Doctors at the Cross Cancer Institute in Edmonton treated Sutton with temozolomide, a powerful oral chemotherapy drug. His tumours were last seen in 2004, and he stopped all treatment in 2005. "Twelve years clear - it looks like I survived," he said in an interview last fall.

Sutton is considered a founding father of reinforcement learning - a key methodology in artificial intelligence research. Twenty years ago, he co-wrote Reinforcement Learning: An Introduction, which is still considered the definitive book on the subject.

Despite his already significant renown in the field of artificial intelligence, at the time Sutton's health issues made it a bit of a gamble to bring him to the university, says Jonathan Schaeffer, U of A dean of science.

"And it was a brilliant one."

Sutton is now one of the top dozen or two computing science superstars in the world, says Schaeffer. "If we had a Nobel Prize in computing science, his is the kind of name that people behind the scenes would be whispering about."

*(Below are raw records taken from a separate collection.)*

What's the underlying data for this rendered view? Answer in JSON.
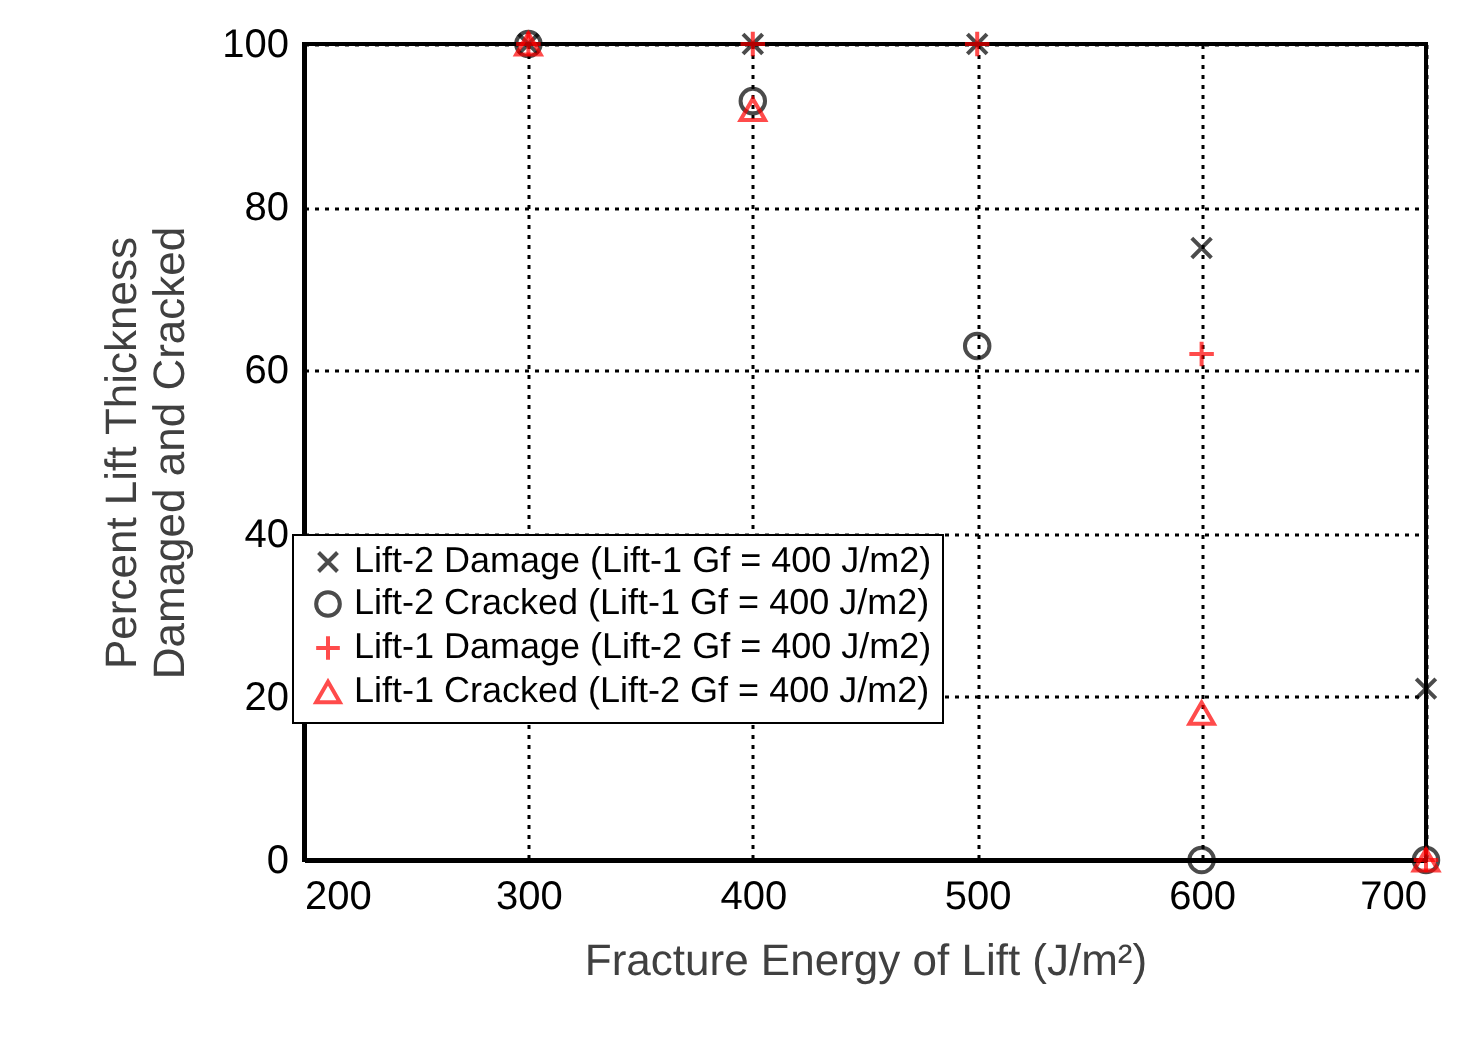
{
  "chart_data": {
    "type": "scatter",
    "xlabel": "Fracture Energy of Lift (J/m²)",
    "ylabel": "Percent Lift Thickness\nDamaged and Cracked",
    "x": [
      300,
      400,
      500,
      600,
      700
    ],
    "series": [
      {
        "name": "Lift-2 Damage (Lift-1 Gf = 400 J/m2)",
        "color": "#000000",
        "marker": "x",
        "values": [
          100,
          100,
          100,
          75,
          21
        ]
      },
      {
        "name": "Lift-2 Cracked (Lift-1 Gf = 400 J/m2)",
        "color": "#000000",
        "marker": "circle",
        "values": [
          100,
          93,
          63,
          0,
          0
        ]
      },
      {
        "name": "Lift-1 Damage (Lift-2 Gf = 400 J/m2)",
        "color": "#ff0000",
        "marker": "cross",
        "values": [
          100,
          100,
          100,
          62,
          0
        ]
      },
      {
        "name": "Lift-1 Cracked (Lift-2 Gf = 400 J/m2)",
        "color": "#ff0000",
        "marker": "triangle",
        "values": [
          100,
          92,
          null,
          18,
          0
        ]
      }
    ],
    "xlim": [
      200,
      700
    ],
    "xticks": [
      200,
      300,
      400,
      500,
      600,
      700
    ],
    "ylim": [
      0,
      100
    ],
    "yticks": [
      0,
      20,
      40,
      60,
      80,
      100
    ],
    "grid": true,
    "legend": "bottom left"
  }
}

Sutton's field, reinforcement learning, is the computation version of how an animal or person learns, he explains. "You try something and if it works you get positive feedback. And if it doesn't, you get negative feedback. Eventually, you learn what is good behaviour and what is bad." The field has links to behavioural psychology, Sutton's first area of study as an undergraduate at Stanford in the 1970s.

Most recently, Sutton was asked to serve as distinguished research scientist for DeepMind, Alphabet's artificial intelligence research and development firm. (Alphabet is the parent company of Google, among other companies.) In July, DeepMind opened an office in downtown Edmonton, marking the first time DeepMind set up a research lab outside London. The move made serious waves through the world of AI.

"Would DeepMind be in Edmonton without Rich Sutton? Probably not," says Schaeffer. "They could have set up at Stanford or Carnegie Mellon - anywhere they wanted - but their first place was 'the Subarctic of Canada,' as one of my colleagues likes to call this place."

DeepMind's arrival here has opened the eyes of many other tech companies to Alberta's potential, adds Schaeffer. "The knock-on effect is enormous."

For all Sutton's global influence and renown, those who know him are struck by his essential modesty. "He is one of the truly great computing scientists working in the world today, but I don't think he's at all interested in fame or fortune. I admire that," says Martin Müller, a longtime colleague in the U of A's computing science department. Müller calls Sutton a "pure researcher and a deep thinker."

As to his own future, Sutton sounds like many people who have faced life-threatening illness.

"The first thing it does is make you realize that life is very valuable and not infinite, and so you should figure out what you want to do and work on what you want to work on."